Cet événement douloureux aura un impact sur sa décision de devenir quelques années plus tard, un médecin militaire et un officier d’élite à la destinée singulière à plus d’un titre..

Il poursuit ses études et à peine sorti de la Faculté de médecine, son doctorat de médecine en poche, le 11 décembre 1935, il rallie Toulon les premiers jours de Janvier pour suivre les cours de l’école d’application à Sainte-Anne. Afin de pouvoir pratiquer la médecine et voyager, il choisit Santé Navale à Bordeaux.

L’histoire commence le 3 mai 1940, au cours de la campagne de Norvège, lors d’un raid impliquant une quarantaine d’avions allemands, le contre-torpilleur Bison, un bâtiment de 130 mètres de la classe Guépard, est touché par une bombe, qui traverse la passerelle et explose dans une soute à munitions. Le bâtiment coule dans le fjord de Namsos avec 130 de ses 264 membres d’équipage :

 

Tout le monde saute à l’eau sur l’ordre d’OUDIN, il ne reste plus que lui et moi. Après un dernier regard pour contrôler qu’il ne reste plus de blessés à bord, je jette ma casquette à l’eau, je fais un signe de croix, et je me jette à la mer. Je m’éloigne du bord à la nage ; des flammes sortent de l’extrême arrière. Je n’ai pas trop froid, j’ai gardé tous mes vêtements, mais je m’aperçois du poids de mes bottes, qui sont très difficile à enlever. Je finis par être repêché par une baleinière du “GRENADE”, il s’y trouve un matelot qui gémit et claque des dents. Pierre Brugere, Souvenirs de campagne.

 

Crédit photo Pierre Brugere

Cet acte de bravoure héroïque, Pierre Brugere l’a gardé pour lui, sa famille en ignorait même l’existence avant de tomber par hasard sur un livre rassemblant des photos et des informations sur les survivants.

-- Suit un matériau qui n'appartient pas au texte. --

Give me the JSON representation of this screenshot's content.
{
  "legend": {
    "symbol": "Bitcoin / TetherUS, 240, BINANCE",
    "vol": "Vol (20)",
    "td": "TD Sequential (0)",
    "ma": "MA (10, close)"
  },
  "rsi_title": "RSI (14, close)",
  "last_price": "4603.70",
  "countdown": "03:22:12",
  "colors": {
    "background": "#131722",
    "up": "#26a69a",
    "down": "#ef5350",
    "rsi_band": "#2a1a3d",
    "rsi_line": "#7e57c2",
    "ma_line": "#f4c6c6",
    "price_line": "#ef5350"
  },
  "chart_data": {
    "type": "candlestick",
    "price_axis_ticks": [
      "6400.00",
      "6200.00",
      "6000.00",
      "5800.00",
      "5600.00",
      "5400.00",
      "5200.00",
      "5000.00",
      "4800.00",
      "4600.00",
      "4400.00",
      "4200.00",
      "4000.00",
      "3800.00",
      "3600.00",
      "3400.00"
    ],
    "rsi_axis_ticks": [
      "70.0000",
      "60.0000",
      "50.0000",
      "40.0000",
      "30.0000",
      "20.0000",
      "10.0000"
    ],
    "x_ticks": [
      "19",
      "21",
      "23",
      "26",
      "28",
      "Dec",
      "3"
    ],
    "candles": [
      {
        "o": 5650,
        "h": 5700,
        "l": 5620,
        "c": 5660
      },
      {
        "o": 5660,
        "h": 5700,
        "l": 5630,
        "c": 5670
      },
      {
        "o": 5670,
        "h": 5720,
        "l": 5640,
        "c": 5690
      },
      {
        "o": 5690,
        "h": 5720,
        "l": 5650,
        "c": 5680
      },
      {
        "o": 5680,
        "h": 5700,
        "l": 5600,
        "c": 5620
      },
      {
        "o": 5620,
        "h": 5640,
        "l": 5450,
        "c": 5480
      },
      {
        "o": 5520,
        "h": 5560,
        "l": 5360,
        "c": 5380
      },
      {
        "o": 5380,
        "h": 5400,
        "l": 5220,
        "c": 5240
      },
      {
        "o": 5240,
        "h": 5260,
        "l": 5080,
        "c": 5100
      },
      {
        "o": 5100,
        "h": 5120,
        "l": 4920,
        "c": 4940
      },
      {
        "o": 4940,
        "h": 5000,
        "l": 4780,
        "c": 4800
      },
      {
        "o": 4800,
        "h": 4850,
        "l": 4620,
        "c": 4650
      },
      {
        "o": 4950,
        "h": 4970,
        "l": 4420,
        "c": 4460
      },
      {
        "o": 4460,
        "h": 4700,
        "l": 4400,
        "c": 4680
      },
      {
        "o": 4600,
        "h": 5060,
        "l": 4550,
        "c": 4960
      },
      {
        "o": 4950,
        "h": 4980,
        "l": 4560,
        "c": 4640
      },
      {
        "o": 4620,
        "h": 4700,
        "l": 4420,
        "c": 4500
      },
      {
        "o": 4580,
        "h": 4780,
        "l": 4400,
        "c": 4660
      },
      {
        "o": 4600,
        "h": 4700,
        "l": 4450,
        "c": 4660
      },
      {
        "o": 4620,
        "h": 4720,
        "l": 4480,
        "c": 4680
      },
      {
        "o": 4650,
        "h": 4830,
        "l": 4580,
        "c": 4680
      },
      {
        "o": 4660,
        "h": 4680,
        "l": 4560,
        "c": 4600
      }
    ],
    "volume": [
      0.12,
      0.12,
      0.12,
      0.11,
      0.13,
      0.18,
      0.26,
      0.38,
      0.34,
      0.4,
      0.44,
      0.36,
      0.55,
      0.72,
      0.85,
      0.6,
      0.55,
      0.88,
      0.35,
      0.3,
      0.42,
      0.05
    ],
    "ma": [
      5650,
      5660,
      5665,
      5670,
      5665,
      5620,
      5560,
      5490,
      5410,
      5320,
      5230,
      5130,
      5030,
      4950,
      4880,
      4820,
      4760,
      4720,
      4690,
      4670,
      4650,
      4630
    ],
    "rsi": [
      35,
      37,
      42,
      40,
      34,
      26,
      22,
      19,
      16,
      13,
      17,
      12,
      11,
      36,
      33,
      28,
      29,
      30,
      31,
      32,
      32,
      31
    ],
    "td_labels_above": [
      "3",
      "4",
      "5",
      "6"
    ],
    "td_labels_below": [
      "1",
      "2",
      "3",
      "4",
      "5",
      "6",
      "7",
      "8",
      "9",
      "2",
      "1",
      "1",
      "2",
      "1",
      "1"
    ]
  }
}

Ma mère, qui se trouvait à Bizerte, apprenait par cette même radio que le “BISON” avait été coulé, et ce n’est que quelques jours plus tard, qu’elle a su par un télégramme d’un officier général du Ministère, que je ne figurais pas parmi la liste des disparus. Pierre Brugere, Souvenirs de campagne.

 

Crédit photo : Pierre Brugere

 

L’INDOCHINE

 

Mais l’histoire ne s’arrête pas là. Le médecin de 1re Classe Brugere se porte volontaire pour toutes les missions les plus périlleuses, et ce, dès l’arrivée du Corps Expéditionnaire en Indochine.
Sa parfaite connaissance du pays et des affections tropicales lui permet d’économiser au maximum le potentiel humain qui lui est confié. Il contribue ainsi à la libération de Saigon et de ses environs immédiats ; dans les commandos et en particulier, avec les parachutistes du S.A.S.B Groupement Autonome Ponchardier, il va participer à la campagne de Cochinchine et à la libération de plusieurs villes, telles que Mytho et Vin Long.

En effet, dès la préparation du Corps Expéditionnaire du Tonkin, il se porte volontaire pour rejoindre la formation de la Brigade Marine Extrême-Orient, qui monte vers le Nord. Il part avec le 3e escadron du Régiment Blindé de Fusiliers-Marins.

L’Armée japonaise occupait alors de manière pacifique le territoire d’Indochine et était installée dans les bases stratégiques.

 

Prisonnier de guerre

 

Toutefois, le 9 mars 1945, après l’effondrement du régime de Vichy et l’approche de la fin de la deuxième guerre mondiale, les japonais attaquent avec brutalité les garnisons françaises d’Indochine. Au cours de ce que l’on a appelé « le coup de force des japonais », de nombreux militaires français de tous grades furent tués, torturés ou faits prisonniers dans les camps de la mort par la Kempeitaï, la «Gestapo japonaise», alors que certains parviennent à s’enfuir sous la conduite du général de division Marcel Alessandri, prenant le nom de colonne Alessandri, pour rejoindre la Chine.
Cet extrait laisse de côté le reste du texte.